4. Hypotheses for the Online-Offline Gap
The authors explore several hypotheses to explain the discrepancy between theory and practice:
- H1: Intrinsic Value of Online Samples: The idea that feedback on samples more likely under the current policy is more useful. The authors argue against this, stating that on-policy data is redundant from an information-theoretic perspective.
- H2: Failure of Offline PFT Regularization to Reference Policy: Offline PFT algorithms may require stronger coverage conditions than online approaches because they struggle to effectively regularize to the reference policy. The authors provide evidence against this, noting that simply adding a reverse KL penalty to DPO doesn't close the gap.
- H3: Relative Ease of Online PFT Optimization: The possibility that offline PFT faces a harder optimization problem. The authors argue against this because they use the same optimizer (DPO) for both online and offline settings. They also explore a refined hypothesis related to computational-statistical gaps but find little support for it through prompt augmentation experiments.
- H4: Global Reward Models Can Be Trained on More Data: This suggests global RMs are more amenable to training on wider data distributions than local RMs/policies. The authors generate a more concentrated dataset using samples only from the SFT policy and find that online DPO still improves performance.
- H5: Global Reward Models Generalize Better Out-of-Distribution (OOD): This suggests that online PFT techniques are better at maximizing rewards when the learned reward model's peak falls outside the preference data's support. The authors train local RMs without regularization and compare them to global and DPO RMs, finding that better in-distribution margins correlate with better OOD generalization.
5. Generation-Verification Gap and Proper Policy Learning
The paper proposes an alternative hypothesis based on the idea that, for many problems, verification is simpler than generation.

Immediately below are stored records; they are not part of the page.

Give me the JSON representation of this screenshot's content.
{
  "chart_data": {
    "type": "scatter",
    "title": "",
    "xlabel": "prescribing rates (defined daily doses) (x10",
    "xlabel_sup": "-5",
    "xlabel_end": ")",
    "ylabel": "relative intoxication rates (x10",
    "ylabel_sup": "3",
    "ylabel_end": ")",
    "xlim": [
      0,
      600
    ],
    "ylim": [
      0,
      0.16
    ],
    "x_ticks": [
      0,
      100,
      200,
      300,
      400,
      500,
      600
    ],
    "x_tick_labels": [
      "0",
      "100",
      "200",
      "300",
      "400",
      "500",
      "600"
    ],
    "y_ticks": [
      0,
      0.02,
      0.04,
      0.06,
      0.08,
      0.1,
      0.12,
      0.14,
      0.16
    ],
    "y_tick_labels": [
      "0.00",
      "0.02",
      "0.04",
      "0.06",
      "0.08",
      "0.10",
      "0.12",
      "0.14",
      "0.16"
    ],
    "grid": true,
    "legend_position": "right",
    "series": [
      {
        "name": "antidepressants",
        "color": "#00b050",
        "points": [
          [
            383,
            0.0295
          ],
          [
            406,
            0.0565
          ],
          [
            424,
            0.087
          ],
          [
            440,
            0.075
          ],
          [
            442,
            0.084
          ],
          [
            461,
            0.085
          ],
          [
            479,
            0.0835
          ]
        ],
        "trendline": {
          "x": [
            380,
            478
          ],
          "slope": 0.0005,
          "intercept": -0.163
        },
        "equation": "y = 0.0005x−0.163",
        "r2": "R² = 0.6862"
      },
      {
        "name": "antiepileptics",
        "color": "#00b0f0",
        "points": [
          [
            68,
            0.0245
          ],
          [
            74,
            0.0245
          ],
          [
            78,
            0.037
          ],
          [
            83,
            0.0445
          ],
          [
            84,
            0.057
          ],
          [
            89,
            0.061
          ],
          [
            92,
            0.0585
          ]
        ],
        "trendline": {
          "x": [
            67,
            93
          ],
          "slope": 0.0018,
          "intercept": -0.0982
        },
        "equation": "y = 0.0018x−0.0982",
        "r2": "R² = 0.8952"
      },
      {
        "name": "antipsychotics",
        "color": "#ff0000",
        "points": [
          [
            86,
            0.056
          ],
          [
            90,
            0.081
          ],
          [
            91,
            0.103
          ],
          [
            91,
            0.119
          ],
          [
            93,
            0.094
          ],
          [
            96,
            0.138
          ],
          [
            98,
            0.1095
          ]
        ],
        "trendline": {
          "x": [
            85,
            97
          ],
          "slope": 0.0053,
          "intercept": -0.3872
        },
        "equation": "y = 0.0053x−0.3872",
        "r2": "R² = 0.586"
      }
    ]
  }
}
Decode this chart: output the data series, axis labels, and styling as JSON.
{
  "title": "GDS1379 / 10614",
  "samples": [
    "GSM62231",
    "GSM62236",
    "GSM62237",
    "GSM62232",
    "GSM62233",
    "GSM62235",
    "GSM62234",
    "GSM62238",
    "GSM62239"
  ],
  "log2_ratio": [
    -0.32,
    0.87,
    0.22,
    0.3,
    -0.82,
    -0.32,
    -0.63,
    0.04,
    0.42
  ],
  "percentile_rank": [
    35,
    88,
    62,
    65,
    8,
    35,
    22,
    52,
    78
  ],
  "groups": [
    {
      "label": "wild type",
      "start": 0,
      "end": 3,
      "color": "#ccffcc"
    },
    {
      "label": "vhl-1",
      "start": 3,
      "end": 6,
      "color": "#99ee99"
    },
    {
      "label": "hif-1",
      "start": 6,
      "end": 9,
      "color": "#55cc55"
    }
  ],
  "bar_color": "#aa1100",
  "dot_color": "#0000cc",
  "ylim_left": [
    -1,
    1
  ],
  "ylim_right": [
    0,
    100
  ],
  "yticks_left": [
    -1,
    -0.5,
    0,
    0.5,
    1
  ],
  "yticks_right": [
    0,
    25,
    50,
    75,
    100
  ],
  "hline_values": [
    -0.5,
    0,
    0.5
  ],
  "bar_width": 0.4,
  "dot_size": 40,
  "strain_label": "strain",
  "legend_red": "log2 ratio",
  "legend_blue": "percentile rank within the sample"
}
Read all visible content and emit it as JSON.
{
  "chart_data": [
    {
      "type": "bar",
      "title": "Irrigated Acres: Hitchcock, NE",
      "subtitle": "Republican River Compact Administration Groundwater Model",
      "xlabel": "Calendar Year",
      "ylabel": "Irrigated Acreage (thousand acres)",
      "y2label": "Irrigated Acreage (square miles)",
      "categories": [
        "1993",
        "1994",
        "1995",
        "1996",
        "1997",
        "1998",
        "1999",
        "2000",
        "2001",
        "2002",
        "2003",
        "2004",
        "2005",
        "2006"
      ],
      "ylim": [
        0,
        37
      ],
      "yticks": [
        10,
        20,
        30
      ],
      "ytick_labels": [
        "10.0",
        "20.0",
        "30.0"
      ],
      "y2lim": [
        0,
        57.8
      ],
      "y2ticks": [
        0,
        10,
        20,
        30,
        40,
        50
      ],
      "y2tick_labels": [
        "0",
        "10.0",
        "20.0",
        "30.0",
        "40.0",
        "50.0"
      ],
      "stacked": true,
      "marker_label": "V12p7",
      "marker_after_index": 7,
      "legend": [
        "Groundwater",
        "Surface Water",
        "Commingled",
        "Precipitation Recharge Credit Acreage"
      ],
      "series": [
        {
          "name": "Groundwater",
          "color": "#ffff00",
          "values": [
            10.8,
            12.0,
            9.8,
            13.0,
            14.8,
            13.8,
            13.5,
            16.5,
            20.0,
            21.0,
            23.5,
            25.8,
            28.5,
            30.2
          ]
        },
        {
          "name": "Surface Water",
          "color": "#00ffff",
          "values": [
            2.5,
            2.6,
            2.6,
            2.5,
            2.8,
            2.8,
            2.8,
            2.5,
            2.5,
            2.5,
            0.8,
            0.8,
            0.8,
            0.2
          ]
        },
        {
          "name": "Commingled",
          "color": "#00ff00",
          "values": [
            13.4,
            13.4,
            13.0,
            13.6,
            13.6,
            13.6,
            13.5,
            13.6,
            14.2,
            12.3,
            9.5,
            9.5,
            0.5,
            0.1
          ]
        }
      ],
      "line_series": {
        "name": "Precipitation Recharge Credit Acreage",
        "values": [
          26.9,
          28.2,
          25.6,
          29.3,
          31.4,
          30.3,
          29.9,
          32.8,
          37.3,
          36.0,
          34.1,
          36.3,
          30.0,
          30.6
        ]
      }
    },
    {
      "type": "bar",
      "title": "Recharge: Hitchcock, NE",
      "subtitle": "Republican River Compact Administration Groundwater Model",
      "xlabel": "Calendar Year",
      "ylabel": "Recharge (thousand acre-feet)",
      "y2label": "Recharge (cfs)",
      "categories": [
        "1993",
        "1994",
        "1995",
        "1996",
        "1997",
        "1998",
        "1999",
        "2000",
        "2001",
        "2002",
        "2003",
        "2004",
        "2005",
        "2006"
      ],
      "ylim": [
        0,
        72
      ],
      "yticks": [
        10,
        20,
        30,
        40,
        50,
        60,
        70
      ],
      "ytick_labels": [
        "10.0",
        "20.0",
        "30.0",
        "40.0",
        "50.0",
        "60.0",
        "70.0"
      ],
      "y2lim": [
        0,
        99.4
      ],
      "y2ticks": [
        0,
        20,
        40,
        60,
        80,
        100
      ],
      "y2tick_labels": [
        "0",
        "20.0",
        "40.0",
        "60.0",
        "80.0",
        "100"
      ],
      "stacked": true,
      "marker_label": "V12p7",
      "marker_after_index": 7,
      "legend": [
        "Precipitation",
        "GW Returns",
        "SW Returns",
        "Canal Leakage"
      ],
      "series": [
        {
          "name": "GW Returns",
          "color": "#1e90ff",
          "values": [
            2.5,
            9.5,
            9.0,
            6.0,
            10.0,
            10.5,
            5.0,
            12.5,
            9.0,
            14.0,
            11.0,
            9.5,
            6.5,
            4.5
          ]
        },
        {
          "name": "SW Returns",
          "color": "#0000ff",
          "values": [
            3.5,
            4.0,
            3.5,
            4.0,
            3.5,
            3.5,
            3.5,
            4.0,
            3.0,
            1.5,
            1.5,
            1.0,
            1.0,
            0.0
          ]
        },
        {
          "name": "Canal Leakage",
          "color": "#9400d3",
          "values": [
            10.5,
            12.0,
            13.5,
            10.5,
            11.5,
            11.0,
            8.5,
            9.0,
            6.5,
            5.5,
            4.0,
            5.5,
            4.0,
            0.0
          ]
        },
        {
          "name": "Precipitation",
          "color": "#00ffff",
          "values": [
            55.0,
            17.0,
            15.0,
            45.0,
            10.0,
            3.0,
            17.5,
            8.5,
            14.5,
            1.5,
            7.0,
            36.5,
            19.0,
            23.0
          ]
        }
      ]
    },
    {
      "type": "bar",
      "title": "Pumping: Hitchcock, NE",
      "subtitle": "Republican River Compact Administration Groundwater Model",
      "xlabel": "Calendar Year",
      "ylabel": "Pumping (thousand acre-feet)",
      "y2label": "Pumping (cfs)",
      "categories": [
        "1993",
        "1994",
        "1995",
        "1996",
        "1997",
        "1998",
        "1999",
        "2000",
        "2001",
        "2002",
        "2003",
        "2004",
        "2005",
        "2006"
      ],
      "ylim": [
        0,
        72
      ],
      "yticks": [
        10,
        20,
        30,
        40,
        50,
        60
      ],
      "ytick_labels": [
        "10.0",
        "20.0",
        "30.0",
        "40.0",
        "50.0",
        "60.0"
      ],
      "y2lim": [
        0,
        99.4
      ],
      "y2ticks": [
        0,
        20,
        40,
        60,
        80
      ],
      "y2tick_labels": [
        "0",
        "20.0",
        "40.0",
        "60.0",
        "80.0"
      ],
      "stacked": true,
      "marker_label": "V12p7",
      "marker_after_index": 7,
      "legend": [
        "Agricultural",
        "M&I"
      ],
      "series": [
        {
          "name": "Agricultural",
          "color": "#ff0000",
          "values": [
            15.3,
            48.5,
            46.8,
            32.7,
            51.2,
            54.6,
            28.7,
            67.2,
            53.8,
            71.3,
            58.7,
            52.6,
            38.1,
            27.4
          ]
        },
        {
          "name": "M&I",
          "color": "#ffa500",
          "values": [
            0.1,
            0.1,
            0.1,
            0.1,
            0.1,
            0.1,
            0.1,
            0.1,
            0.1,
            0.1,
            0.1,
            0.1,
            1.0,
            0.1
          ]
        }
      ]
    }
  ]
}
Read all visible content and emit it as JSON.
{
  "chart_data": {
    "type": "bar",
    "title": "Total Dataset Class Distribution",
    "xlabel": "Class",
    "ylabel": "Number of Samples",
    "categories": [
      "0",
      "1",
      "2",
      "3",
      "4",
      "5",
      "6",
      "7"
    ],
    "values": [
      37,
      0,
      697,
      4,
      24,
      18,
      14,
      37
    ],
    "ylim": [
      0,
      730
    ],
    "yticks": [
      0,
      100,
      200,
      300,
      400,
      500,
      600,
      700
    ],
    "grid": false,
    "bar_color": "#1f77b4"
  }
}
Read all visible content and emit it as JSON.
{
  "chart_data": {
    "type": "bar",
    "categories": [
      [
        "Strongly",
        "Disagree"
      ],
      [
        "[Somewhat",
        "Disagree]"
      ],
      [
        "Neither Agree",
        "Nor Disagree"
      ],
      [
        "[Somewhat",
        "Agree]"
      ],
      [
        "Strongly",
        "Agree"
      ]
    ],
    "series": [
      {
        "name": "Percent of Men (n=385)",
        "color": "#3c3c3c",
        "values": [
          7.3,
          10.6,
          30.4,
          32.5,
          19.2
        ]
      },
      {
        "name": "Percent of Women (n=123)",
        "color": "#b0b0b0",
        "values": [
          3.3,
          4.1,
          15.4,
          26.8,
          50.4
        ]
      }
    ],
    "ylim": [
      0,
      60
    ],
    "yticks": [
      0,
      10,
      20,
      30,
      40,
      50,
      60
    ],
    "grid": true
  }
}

They hypothesize that the first step of online fine-tuning finds a relatively simple reward model, and the second step finds a soft-optimal policy for that reward model. This reduces the search space compared to offline fine-tuning, which searches over all possible policies.
- H6: Online PFT is Proper Policy Learning: This states that offline FT solves a harder, improper learning problem, while online FT avoids it by performing proper learning over a restricted policy space.
The authors provide evidence supporting H6:
- Experiments show that using a significantly smaller global RM leads to nearly identical Best-Of-N (BoN) performance as using an RM the same size as the policy.
- They design experiments to close the generation-verification gap, such as using two-word summaries or the ROUGE-L metric as the reward function. In these cases, the gap between online and offline PFT diminishes or disappears.
6. Isomorphisms Are Not a Two-Way Street
The paper addresses the question of why it's harder to learn a policy than a reward model if they are isomorphic in soft RL. They explain that while isomorphisms exist, the mapping from reward to policy requires solving a hard reinforcement learning problem. In contrast, the mapping between policy and Q-function (a local reward model) is more direct. This suggests that optimizing over local reward models like DPO doesn't escape the statistical difficulty of directly learning the generator.